Convoy rolls through Edmonton marking year since MMIWG report released
Federal government efforts to move on calls to action delayed by pandemic
A convoy travelled from Edmonton's Borden Park to the Alberta Legislature Wednesday, marking the one-year anniversary — and an absence of action since then — of a report that offered more than 200 recommendations relating to murdered and missing Indigenous women in Canada.
"We're just going to shout it out, get it out there," Stephanie Harpe, an event organizer and who spoke as a witness to the National Inquiry into Missing and Murdered Indigenous Women and Girls, told CBC Radio's Edmonton AM on Wednesday.
"[People] can go to the national inquiry website, look at the 231 calls to action, see how you can implement that in your business, your life, our friends. That conversation — when we're not in the room — that's meaningful to us."
The inquiry delivered its final report June 3, 2019, concluding that decades of systemic racism and human-rights violations had contributed to the deaths and disappearances of hundreds of Indigenous women and girls.
The report said it constituted a genocide.

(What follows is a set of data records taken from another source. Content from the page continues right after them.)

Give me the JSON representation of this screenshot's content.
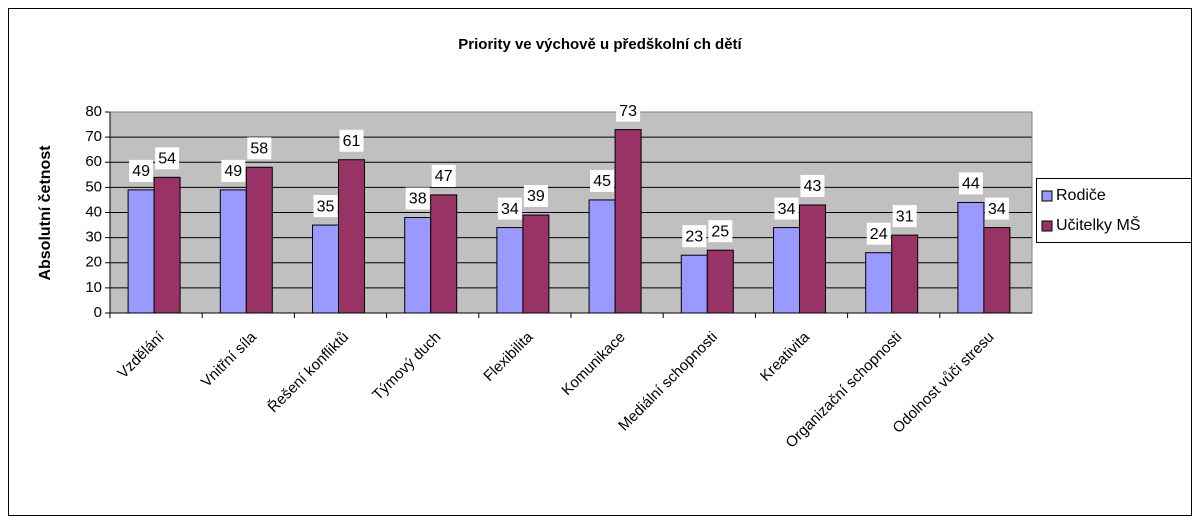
{
  "chart_data": {
    "type": "bar",
    "title": "Priority ve výchově u předškolní ch dětí",
    "y_label": "Absolutní četnost",
    "categories": [
      "Vzdělání",
      "Vnitřní síla",
      "Řešení konfliktů",
      "Týmový duch",
      "Flexibilita",
      "Komunikace",
      "Mediální schopnosti",
      "Kreativita",
      "Organizační schopnosti",
      "Odolnost vůči stresu"
    ],
    "series": [
      {
        "name": "Rodiče",
        "color": "#9999ff",
        "values": [
          49,
          49,
          35,
          38,
          34,
          45,
          23,
          34,
          24,
          44
        ]
      },
      {
        "name": "Učitelky MŠ",
        "color": "#993366",
        "values": [
          54,
          58,
          61,
          47,
          39,
          73,
          25,
          43,
          31,
          34
        ]
      }
    ],
    "ylim": [
      0,
      80
    ],
    "yticks": [
      0,
      10,
      20,
      30,
      40,
      50,
      60,
      70,
      80
    ],
    "grid": true,
    "legend": "right"
  }
}
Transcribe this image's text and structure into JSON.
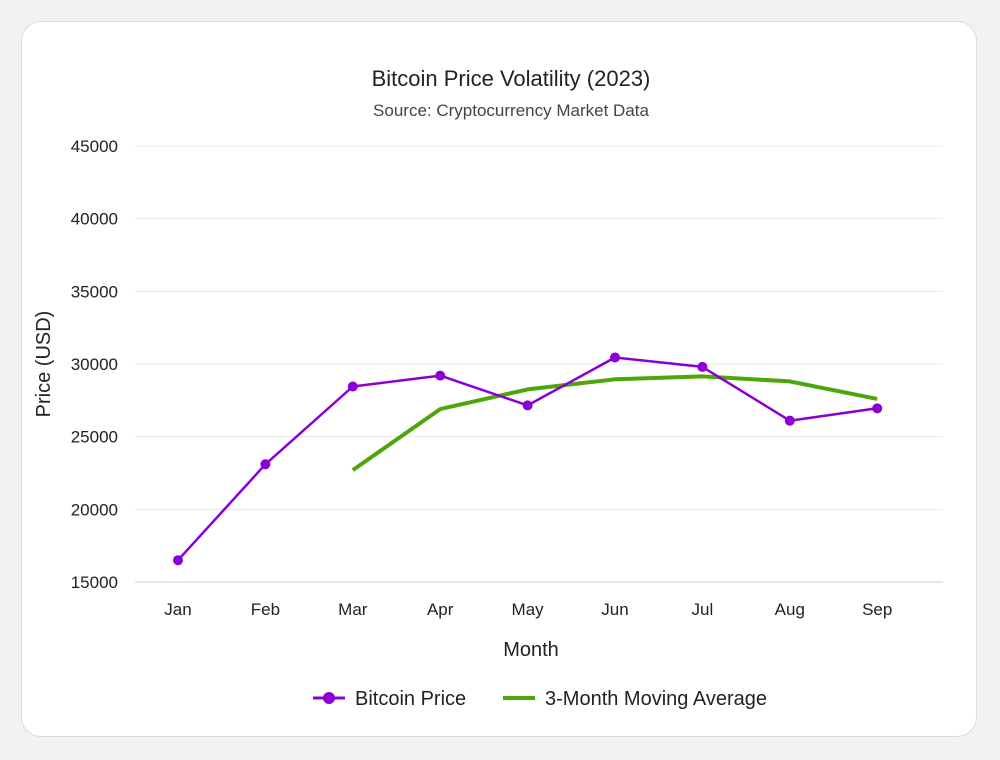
{
  "chart_data": {
    "type": "line",
    "title": "Bitcoin Price Volatility (2023)",
    "subtitle": "Source: Cryptocurrency Market Data",
    "xlabel": "Month",
    "ylabel": "Price (USD)",
    "categories": [
      "Jan",
      "Feb",
      "Mar",
      "Apr",
      "May",
      "Jun",
      "Jul",
      "Aug",
      "Sep"
    ],
    "ylim": [
      15000,
      45000
    ],
    "yticks": [
      "15000",
      "20000",
      "25000",
      "30000",
      "35000",
      "40000",
      "45000"
    ],
    "grid": true,
    "legend_position": "bottom",
    "series": [
      {
        "name": "Bitcoin Price",
        "color": "#8a00d4",
        "marker": "circle",
        "values": [
          16500,
          23100,
          28450,
          29200,
          27150,
          30450,
          29800,
          26100,
          26950
        ]
      },
      {
        "name": "3-Month Moving Average",
        "color": "#4da60a",
        "marker": "none",
        "values": [
          null,
          null,
          22700,
          26900,
          28250,
          28950,
          29150,
          28800,
          27600
        ]
      }
    ]
  }
}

The federal government has postponed its long-awaited action plan because of the COVID-19 pandemic. The unveiling of the strategy was expected to coincide with the anniversary of the report.
Harpe's mother Ruby Ann MacDonald was murdered in Edmonton in 1999, a case that remains unsolved.
She is also a survivor of domestic abuse, a topic she has spoken on during a Ted Talk as well to 31 Indigenous communities last year.
The convoy started in the parking lot at Borden Park Road and 78th Street at about 11 a.m.
People were asked to remain in their vehicles and to set up in a drive-in theatre style. The convoy was escorted by event organizers through downtown Edmonton to the legislature grounds.